Snowflakeが新CEO就任でAI戦略を強化 新たに1000人の従業員雇用を予定CIO Dive

Snowflakeの新CEOにスリダール・ラマスワミ氏が就任した。同氏はこれまでAI担当シニアバイスプレジデントを務めていた人物だ。同社はこれを受けてAI戦略に大きく舵を切る計画だ。

» 2024年04月20日 07時00分 公開
[Matt AshareCIO Dive]

この記事は会員限定です。会員登録すると全てご覧いただけます。

CIO Dive

 2024年2月28日(現地時間、以下同)、クラウドサービスを提供するSnowflakeのCEOに、引退を発表したフランク・スルートマン氏の後任としてスリダール・ラマスワミ氏が就任した。Snowflakeは発表の中で、2019年にCEOに就任したスルートマン氏は引き続き取締役会会長にとどまると述べた(注1)。

新CEO就任でAI戦略のさらなる強化を狙う 手始めに出るサービス

 ラマスワミ氏は、Googleでの15年のキャリアを経てAI検索エンジンの新興企業Neevaを共同設立した。そして、同社をSnowflakeが買収した2023年5月にAI担当シニアバイスプレジデントに就任した。新CEO就任でSnowflakeはAI戦略に大幅に舵を切ることになる。その詳細とは。

 この経営陣の変更は、2023年11月にAIアプリケーションビルダー「Cortex」をローンチしたSnowflakeにとって、AIを活用したデータサービスの急成長を促進させる一歩となる(注2)。「生成AIの急激な進化に伴い、当社は新しい世界が提示する課題を乗り越えるために、積極的に技術を推進できる技術者を必要としている」と、スルートマン氏は2024年2月28日、第4四半期決算説明会で述べた(注3)。

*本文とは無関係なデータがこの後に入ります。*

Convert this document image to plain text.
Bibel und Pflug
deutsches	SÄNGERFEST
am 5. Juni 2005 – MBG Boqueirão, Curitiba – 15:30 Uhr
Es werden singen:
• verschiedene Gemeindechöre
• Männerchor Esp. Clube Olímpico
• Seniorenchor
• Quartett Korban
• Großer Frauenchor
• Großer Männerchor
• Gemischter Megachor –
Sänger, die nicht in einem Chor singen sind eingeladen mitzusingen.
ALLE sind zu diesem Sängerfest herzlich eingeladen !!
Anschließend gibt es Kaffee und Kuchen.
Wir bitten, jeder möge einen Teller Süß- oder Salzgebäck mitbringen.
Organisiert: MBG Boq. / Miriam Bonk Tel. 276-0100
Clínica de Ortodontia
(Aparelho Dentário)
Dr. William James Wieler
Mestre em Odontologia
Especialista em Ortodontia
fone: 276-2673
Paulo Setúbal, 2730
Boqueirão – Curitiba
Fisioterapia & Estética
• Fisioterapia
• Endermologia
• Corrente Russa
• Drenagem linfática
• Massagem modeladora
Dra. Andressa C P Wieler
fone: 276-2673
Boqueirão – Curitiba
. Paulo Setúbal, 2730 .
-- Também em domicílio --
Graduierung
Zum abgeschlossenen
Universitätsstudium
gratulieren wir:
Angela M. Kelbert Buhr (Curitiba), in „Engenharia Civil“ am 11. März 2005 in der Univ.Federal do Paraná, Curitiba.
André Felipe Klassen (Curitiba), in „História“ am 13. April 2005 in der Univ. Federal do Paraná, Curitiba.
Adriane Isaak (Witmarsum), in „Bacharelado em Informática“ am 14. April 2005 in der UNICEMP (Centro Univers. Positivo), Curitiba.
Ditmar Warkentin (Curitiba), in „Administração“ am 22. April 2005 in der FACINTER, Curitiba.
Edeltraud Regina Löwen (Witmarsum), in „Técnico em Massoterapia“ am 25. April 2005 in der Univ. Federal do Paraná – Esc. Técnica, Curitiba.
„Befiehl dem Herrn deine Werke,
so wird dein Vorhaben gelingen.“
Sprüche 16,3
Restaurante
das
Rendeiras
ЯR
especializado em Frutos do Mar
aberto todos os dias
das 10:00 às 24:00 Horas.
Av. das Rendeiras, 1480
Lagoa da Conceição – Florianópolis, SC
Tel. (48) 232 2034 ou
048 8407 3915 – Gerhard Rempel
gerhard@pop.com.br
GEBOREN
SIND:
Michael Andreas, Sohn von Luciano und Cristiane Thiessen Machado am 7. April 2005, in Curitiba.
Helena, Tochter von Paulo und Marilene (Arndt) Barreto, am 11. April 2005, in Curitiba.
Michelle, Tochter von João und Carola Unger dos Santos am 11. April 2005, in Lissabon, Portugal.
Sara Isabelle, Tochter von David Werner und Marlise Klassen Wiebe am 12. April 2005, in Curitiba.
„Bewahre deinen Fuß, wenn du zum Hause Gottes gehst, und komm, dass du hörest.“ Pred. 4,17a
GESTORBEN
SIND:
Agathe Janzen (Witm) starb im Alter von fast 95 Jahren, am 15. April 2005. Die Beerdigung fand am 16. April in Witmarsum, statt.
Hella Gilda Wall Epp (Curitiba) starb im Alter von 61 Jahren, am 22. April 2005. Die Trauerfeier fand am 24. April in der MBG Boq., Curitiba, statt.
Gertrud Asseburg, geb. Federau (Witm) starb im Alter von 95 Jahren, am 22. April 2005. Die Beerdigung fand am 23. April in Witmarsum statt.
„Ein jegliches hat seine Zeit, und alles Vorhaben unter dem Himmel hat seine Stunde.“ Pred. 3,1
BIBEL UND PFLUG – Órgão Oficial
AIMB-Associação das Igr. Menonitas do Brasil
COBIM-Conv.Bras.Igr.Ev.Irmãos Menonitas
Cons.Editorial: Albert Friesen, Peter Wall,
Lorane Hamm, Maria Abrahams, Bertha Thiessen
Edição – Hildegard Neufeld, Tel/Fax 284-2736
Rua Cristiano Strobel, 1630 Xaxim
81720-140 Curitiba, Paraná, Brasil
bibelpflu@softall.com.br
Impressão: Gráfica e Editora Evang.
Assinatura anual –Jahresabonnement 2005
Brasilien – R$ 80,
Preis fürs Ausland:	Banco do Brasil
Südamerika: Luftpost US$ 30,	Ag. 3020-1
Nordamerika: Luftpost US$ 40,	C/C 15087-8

 2023年の最適化推進の流れを受け、データを大量に必要とするLLM(大規模言語モデル)はクラウドストレージの利用を後押し、Snowflakeは恩恵を受けた。

 同社の製品売上高は2024年1月31日までの3カ月間で前年同期比33%増の7億3810万ドル、会計年度では前年同期比38%増の約27億ドルとなった。この利益は、企業のデータに対するニーズの高まりを反映したものである。

 「データ戦略なくしてAI戦略はない。これはSnowflakeにとって大きなチャンスだ」とラマスワミ氏は2024年2月28日に語った。

 同氏はCortexの立ち上げを主導し、2024年6月に開催される「Data Cloud Summit 2024」に合わせて一般提供を開始する予定だ。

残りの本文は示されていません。